Couves, again I'm probably talking out of turn here, but I don't think the rules of the Constitution, in the abstract, are a "norm" in the sense meant by a political scientist like JB. He's referring (I think) to the actual ways that political actors act. As an analogy, I lived in Los Angeles for many years, and it was pretty clear that there was a difference between, on the one hand, the official speed limits and other rules of the road, and on the other hand, the way people actually drove on the freeways. The latter would be "norms." Everybody kind of knew them and knew (more or less) what their limits were. It would have been unhelpful, in describing LA traffic, just to point to the official manual of the California Department of Transportation; if we were going to analyze the reality (as political scientists aim to do with political reality), we needed terms that allowed us to distinguish between rules and norms.
DeleteNo, this doesn't mean that the written rules cease to exist when they're routinely violated. Sometimes they're still brought to bear in a particular individual case (a speeding ticket; Watergate), or they can be revived and revivified in a more general way as the climate of opinion changes. That's kind of what happened with drunk-driving laws, I think -- they were largely disregarded or soft-pedaled for a long time, until a movement emerged (Mothers Against Drunk Driving, Friends Don't Let Friends, etc.) to enforce and strengthen them. The same could happen at some point with gov't surveillance -- people could rediscover the Fourth Amendment, and with any luck the Snowden leaks are helping along such a rediscovery.
But again, it's useful to be able to distinguish between a substantive critique of government actions and a scientific description of what they are and how they're arrived at. That's what "norms" are all about.
Jeff, Obama has violated both the rules and the norms of a free society.
DeleteYou can use whatever language you'd like to criticize the President -- my point is, Jonathan doesn't. And it's because partisan actors largely remain silent that Obama can get away with this stuff.
". And personally, I think he's getting away with more than Bush would,"
DeleteYou are suffering from amnesia then. For example Obama who is the first black president has had his initiatives filibustered more than every other president in the last 2 centuries, combined.
"Remember, opinion polls show that voters overwhelmingly disagree with the Washington consensus that Snowden is a traitor."
There's multiple falsehoods contained here, I will only point out that no, Snowden doesn't do nearly as well in public opinion polls as you are claiming.
"Obama has violated both the rules and the norms of a free society."
No he hasn't. Furthermore, no honest person would claim that he has.
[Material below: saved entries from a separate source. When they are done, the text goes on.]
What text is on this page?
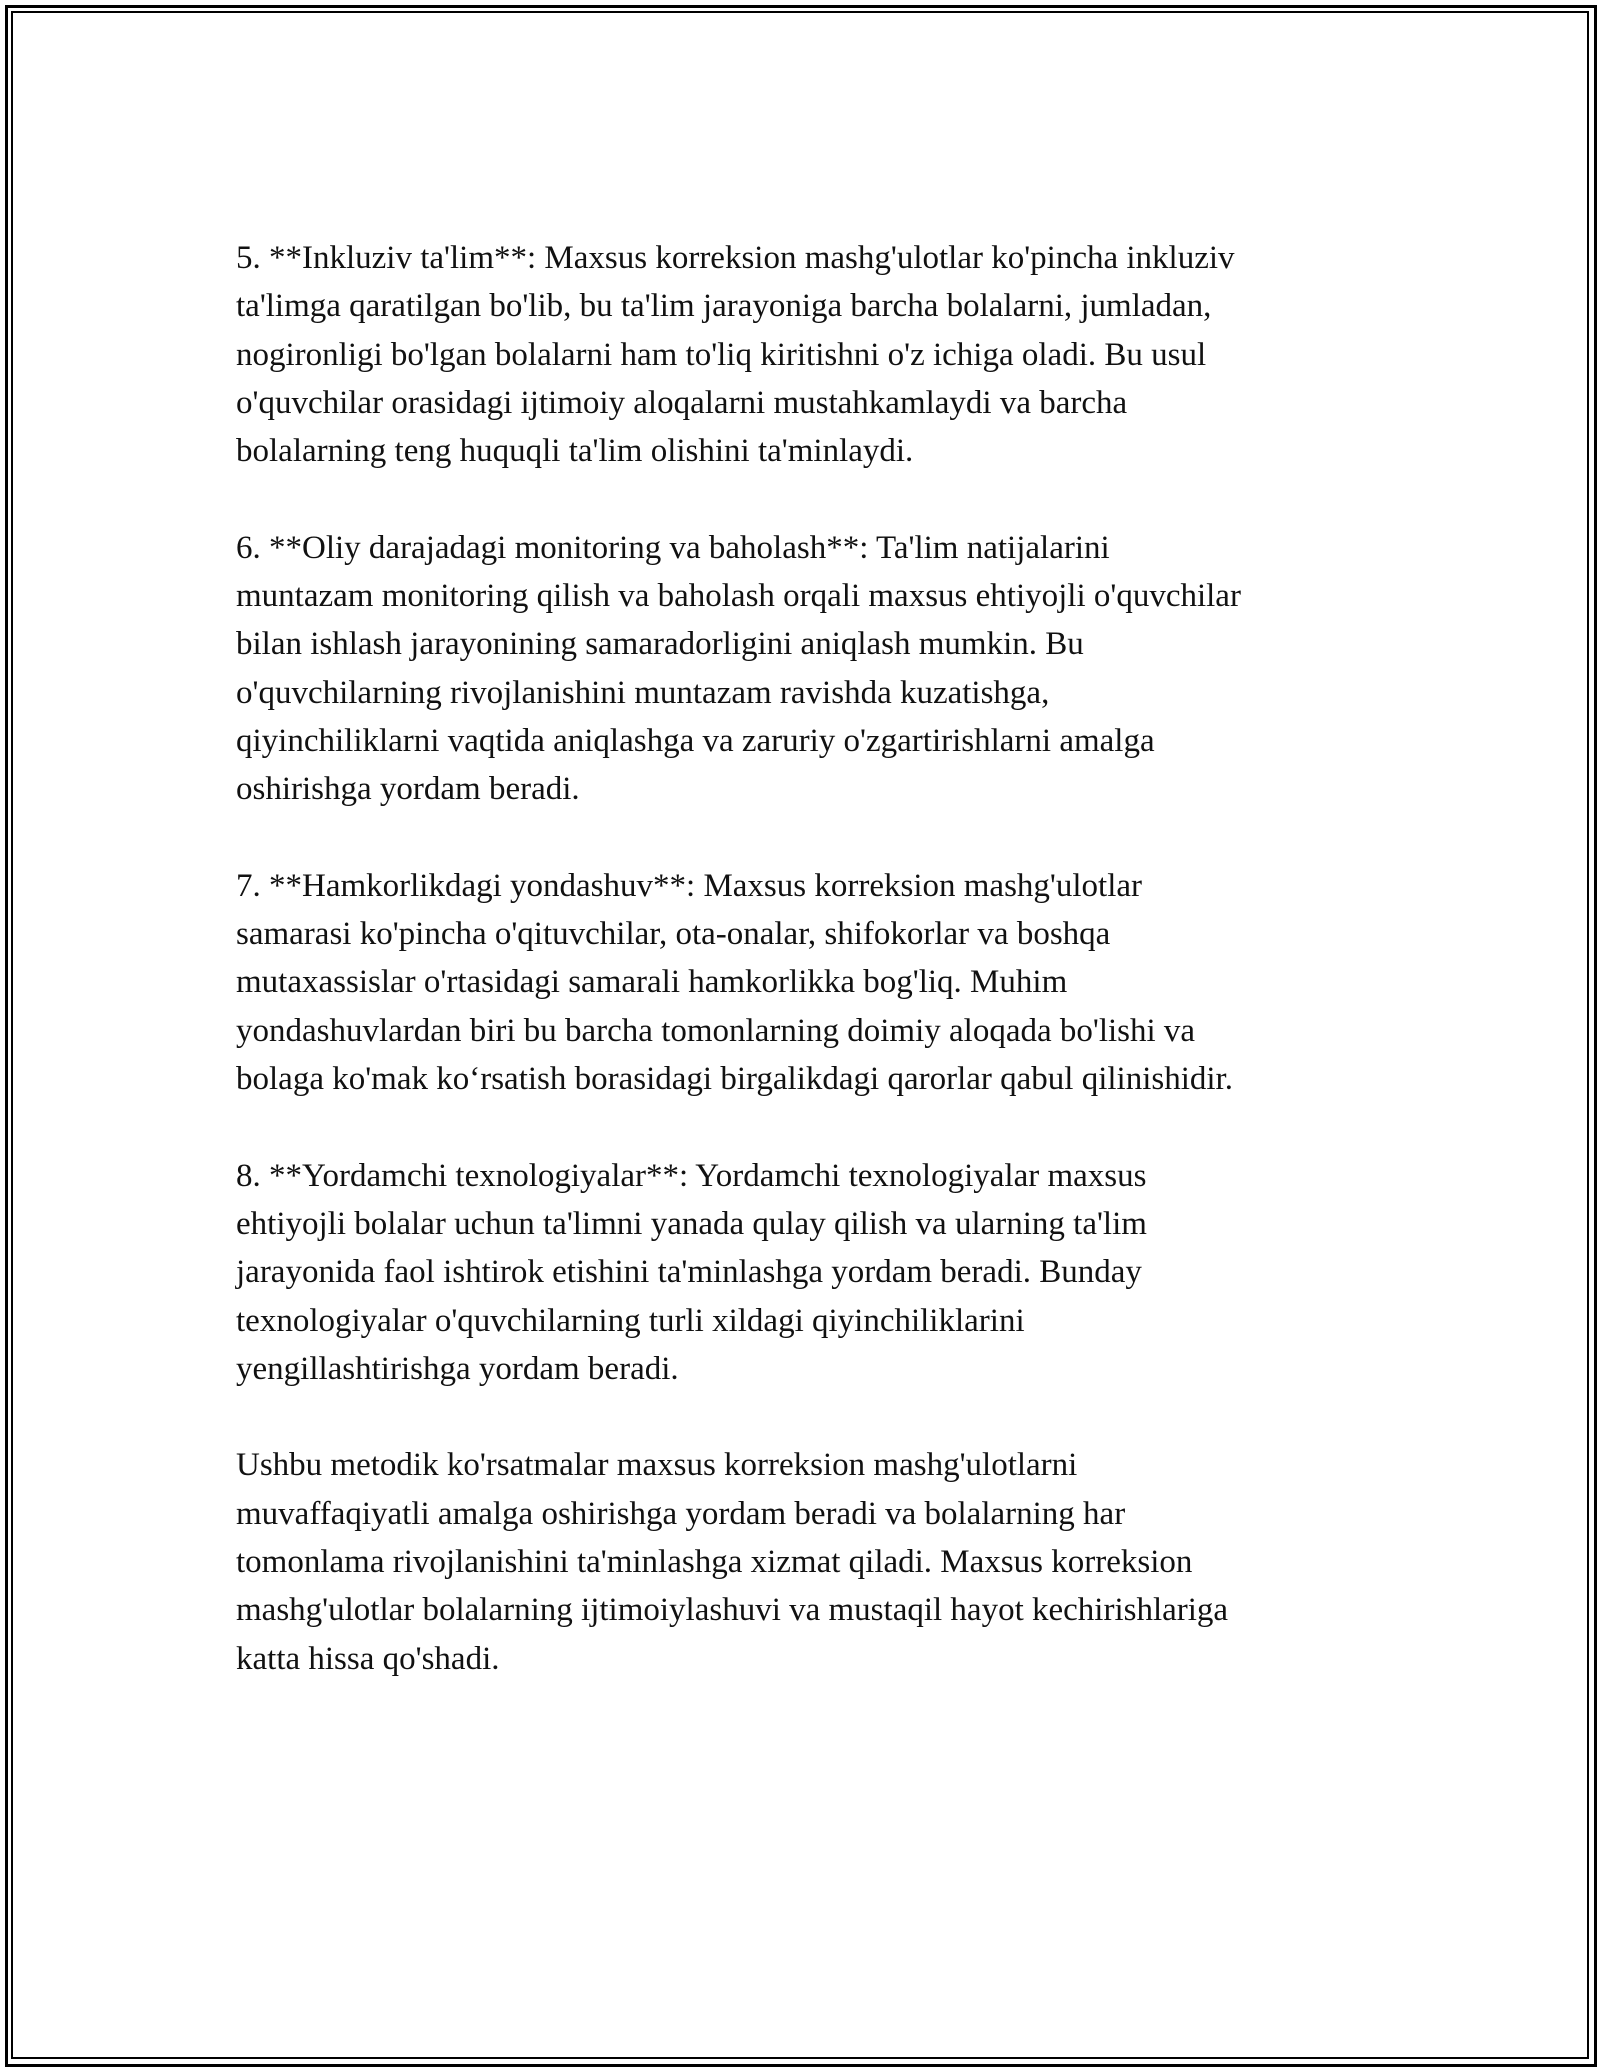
5. **Inkluziv ta'lim**: Maxsus korreksion mashg'ulotlar ko'pincha inkluziv
ta'limga qaratilgan bo'lib, bu ta'lim jarayoniga barcha bolalarni, jumladan,
nogironligi bo'lgan bolalarni ham to'liq kiritishni o'z ichiga oladi. Bu usul
o'quvchilar orasidagi ijtimoiy aloqalarni mustahkamlaydi va barcha
bolalarning teng huquqli ta'lim olishini ta'minlaydi.

6. **Oliy darajadagi monitoring va baholash**: Ta'lim natijalarini
muntazam monitoring qilish va baholash orqali maxsus ehtiyojli o'quvchilar
bilan ishlash jarayonining samaradorligini aniqlash mumkin. Bu
o'quvchilarning rivojlanishini muntazam ravishda kuzatishga,
qiyinchiliklarni vaqtida aniqlashga va zaruriy o'zgartirishlarni amalga
oshirishga yordam beradi.

7. **Hamkorlikdagi yondashuv**: Maxsus korreksion mashg'ulotlar
samarasi ko'pincha o'qituvchilar, ota-onalar, shifokorlar va boshqa
mutaxassislar o'rtasidagi samarali hamkorlikka bog'liq. Muhim
yondashuvlardan biri bu barcha tomonlarning doimiy aloqada bo'lishi va
bolaga ko'mak ko‘rsatish borasidagi birgalikdagi qarorlar qabul qilinishidir.

8. **Yordamchi texnologiyalar**: Yordamchi texnologiyalar maxsus
ehtiyojli bolalar uchun ta'limni yanada qulay qilish va ularning ta'lim
jarayonida faol ishtirok etishini ta'minlashga yordam beradi. Bunday
texnologiyalar o'quvchilarning turli xildagi qiyinchiliklarini
yengillashtirishga yordam beradi.

Ushbu metodik ko'rsatmalar maxsus korreksion mashg'ulotlarni
muvaffaqiyatli amalga oshirishga yordam beradi va bolalarning har
tomonlama rivojlanishini ta'minlashga xizmat qiladi. Maxsus korreksion
mashg'ulotlar bolalarning ijtimoiylashuvi va mustaqil hayot kechirishlariga
katta hissa qo'shadi.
You just don't like that he's black and a Democrat.
"Has obtaining 100 million person warrants been a common practice by past Presidents?"
Has any past president had to preside over a widespread packet-switched network that requires you to sift metadata to do any form of warranted surveillance in the first place? People who are mad about metadata collection can't explain how it is technologically possible for the government to fulfill it's 4th amendment warrant power without mass metadata analysis. Far as I know it's impossible.
I'm not going to debate someone who calls me a racist. But I will correct myself on one point where, it turns out, unknown is correct -- the polls. My information was from earlier polls:
Deletehttp://www.quinnipiac.edu/institutes-and-centers/polling-institute/national/release-detail?ReleaseID=1930
More recent polls show that public opinion has actually turned against Snowdon.
Cenk Uygur has an interesting video on the pro-surveillance bias of the media. That probably helps explain Snowdon's waning poll numbers.